Anyway, back to my third major flare up which I am experiencing now.  I'd gone off arcoxia last Friday and by Monday night I was back in hell.  I had a completely sleepless night because every slight move triggered indescribable pain and woke me.  I never knew this was possible, but each time I swallowed, it hurt!  This is because this flare up is attacking mostly my neck and trust me, it's impossible to find a comfortable sleeping position.  On Tuesday morning, I woke up in tears of pain.  Lo and behold, as I squirmed myself out of bed, I realized my SI joint on right side was also in pain!  Hooray.  Luckily, a long hot shower and an agonizing walk with the dog later, I could pretend to be normal and go to work. 

But it has really been a huge struggle just going to work.  I work in sales and a lot of my job requires me to go into client meetings with a laptop.  When I look back on those days where I persevered, went into work in pain, carried the laptop in pain and conducted a meeting in pain, I'm not sure how I did it.  You know, I hadn't used the F-word to swear in a long time... But when I was sharing my difficulties with a dear colleague of mine (who knows of my condition), I swore.  I said, "this is really tough trying so hard to keep my performance up.  I want to pull my sales numbers up, and that means more demos, and more demos means more meetings where I have to bring the laptop.  The laptop is F-ing heavy, I can't manage it!" ... As my eyes brimmed with tears.... 

Yes, very dramatic.  But I was really just right at the edge of losing it.

And by the way, the laptop is one of the lightest ones around. It just feels like a tonne when you're riddled with pain with every step and turn of your head.

On the BRIGHT side, this morning I awoke with a smile on my face.  Because, somehow, the pain reduced to a dull ache and I could actually walk briskly!!! The simple pleasures of life. 

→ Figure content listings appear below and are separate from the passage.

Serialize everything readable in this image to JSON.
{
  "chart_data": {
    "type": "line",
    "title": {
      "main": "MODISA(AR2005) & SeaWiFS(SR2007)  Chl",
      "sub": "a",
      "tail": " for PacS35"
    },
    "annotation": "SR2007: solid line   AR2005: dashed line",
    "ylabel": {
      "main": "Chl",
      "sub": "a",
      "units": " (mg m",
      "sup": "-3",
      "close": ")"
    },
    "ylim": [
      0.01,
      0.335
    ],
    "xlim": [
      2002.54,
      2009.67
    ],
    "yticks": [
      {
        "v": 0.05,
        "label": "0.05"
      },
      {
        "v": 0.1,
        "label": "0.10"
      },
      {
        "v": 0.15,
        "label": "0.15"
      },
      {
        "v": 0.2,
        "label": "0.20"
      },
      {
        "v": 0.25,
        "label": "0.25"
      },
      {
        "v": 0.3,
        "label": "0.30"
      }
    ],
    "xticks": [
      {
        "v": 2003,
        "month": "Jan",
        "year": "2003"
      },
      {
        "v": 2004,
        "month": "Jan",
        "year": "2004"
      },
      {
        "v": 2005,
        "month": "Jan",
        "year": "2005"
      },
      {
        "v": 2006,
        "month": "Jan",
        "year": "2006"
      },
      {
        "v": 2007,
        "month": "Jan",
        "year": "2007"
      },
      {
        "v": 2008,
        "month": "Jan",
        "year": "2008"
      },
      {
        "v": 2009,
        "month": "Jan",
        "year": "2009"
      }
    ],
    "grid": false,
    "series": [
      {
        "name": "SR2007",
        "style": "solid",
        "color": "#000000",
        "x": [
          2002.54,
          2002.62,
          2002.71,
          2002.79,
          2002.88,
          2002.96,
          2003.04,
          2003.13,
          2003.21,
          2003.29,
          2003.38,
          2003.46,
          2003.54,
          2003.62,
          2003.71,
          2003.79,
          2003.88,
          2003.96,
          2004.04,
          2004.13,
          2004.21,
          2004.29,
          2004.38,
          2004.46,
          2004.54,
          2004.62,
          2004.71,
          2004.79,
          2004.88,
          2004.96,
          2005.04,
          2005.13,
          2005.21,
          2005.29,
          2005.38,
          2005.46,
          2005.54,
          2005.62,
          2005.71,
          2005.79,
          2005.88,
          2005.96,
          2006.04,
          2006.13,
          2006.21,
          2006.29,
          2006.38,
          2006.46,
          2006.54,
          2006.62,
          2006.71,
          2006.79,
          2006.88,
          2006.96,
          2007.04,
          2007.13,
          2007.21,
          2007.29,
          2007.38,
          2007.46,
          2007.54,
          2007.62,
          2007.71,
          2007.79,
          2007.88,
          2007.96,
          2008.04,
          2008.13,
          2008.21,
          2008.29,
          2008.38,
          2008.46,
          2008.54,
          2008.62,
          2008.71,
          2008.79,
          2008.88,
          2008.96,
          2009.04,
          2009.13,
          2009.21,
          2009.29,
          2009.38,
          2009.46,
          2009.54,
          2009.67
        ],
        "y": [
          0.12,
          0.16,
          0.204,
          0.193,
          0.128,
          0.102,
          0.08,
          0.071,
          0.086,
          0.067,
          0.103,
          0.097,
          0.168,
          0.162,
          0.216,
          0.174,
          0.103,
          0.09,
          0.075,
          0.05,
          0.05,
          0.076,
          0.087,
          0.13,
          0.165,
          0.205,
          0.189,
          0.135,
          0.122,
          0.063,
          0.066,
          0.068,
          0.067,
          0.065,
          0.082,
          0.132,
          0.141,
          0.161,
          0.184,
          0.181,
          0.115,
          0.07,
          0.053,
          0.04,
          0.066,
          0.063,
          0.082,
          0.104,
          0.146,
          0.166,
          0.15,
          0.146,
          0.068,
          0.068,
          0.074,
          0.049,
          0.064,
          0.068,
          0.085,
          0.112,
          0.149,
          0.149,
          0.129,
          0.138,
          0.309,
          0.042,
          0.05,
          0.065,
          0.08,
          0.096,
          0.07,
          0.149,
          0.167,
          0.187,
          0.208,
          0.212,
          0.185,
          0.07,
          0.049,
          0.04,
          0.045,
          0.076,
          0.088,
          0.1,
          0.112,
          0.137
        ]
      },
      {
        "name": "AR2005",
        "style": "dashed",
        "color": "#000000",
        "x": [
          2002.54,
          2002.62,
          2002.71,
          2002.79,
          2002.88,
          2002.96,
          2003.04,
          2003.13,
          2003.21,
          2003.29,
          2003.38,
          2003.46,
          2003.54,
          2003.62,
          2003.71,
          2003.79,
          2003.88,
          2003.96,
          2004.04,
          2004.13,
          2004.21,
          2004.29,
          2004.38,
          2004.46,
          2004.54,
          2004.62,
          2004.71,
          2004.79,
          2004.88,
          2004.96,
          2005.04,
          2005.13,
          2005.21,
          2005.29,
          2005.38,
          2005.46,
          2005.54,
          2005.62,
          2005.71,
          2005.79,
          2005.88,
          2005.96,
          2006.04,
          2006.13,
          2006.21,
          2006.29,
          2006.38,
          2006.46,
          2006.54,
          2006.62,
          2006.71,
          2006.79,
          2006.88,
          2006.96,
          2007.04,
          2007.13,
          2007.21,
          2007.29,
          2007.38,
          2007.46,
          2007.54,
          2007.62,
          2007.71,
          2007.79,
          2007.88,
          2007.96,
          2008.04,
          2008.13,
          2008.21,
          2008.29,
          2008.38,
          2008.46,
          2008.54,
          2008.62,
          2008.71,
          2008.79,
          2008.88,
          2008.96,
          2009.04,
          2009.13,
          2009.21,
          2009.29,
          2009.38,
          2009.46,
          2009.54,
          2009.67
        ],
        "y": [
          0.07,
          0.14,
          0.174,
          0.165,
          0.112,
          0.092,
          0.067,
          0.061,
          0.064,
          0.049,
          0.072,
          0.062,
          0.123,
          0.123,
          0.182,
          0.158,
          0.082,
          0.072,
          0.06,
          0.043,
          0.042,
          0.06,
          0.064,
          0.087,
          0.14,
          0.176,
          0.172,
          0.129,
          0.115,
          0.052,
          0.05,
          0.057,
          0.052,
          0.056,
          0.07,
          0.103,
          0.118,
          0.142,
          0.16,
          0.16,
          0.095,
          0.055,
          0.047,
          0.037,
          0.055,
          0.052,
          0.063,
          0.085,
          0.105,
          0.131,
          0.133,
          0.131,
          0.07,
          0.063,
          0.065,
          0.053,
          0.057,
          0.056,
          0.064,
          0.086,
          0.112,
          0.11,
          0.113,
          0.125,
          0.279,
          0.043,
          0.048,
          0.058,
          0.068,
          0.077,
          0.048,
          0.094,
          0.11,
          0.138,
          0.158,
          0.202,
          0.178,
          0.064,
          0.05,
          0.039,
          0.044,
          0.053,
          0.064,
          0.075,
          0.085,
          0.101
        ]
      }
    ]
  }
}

And I'm one step closer to laughing. 

Smiling this morning changed my whole day.  I was more positive and chirpy and I had hope! Hope that I will get through this episode.

Black out pain

I never thought this was possible but last Saturday, I took my dog to the vet. While on leash, he got excited and tugged at it.  This sent such jarring pain through my whole neck that I blacked out for a second. 

Last Friday was crazy intense for me, I had to go for a meeting where I had to bring my laptop along.  Because I was already experiencing such pain in my back and neck, just getting to the meeting was a great challenge.  The flare up came back with a vengeance since I stopped Arcoxia since the previous Saturday.  By last Saturday, I was in tremendous pain, where every single movement hurt, from turning to walking to breathing to anything.  Every friend and stranger asked me I'm ok, they could see the pain on my face. 

So by Saturday afternoon, I popped an Arcoxia 90mg. Better but not gone.  Been taking the arcoxia 90mg these past 5 days but still feel the pain through it.  Rheumy upped me to a 120mg dose to take daily for 28days.  Seems drastic.  Wondering if there's any way I can avoid that?

Haven't started taking it... Will see how things go.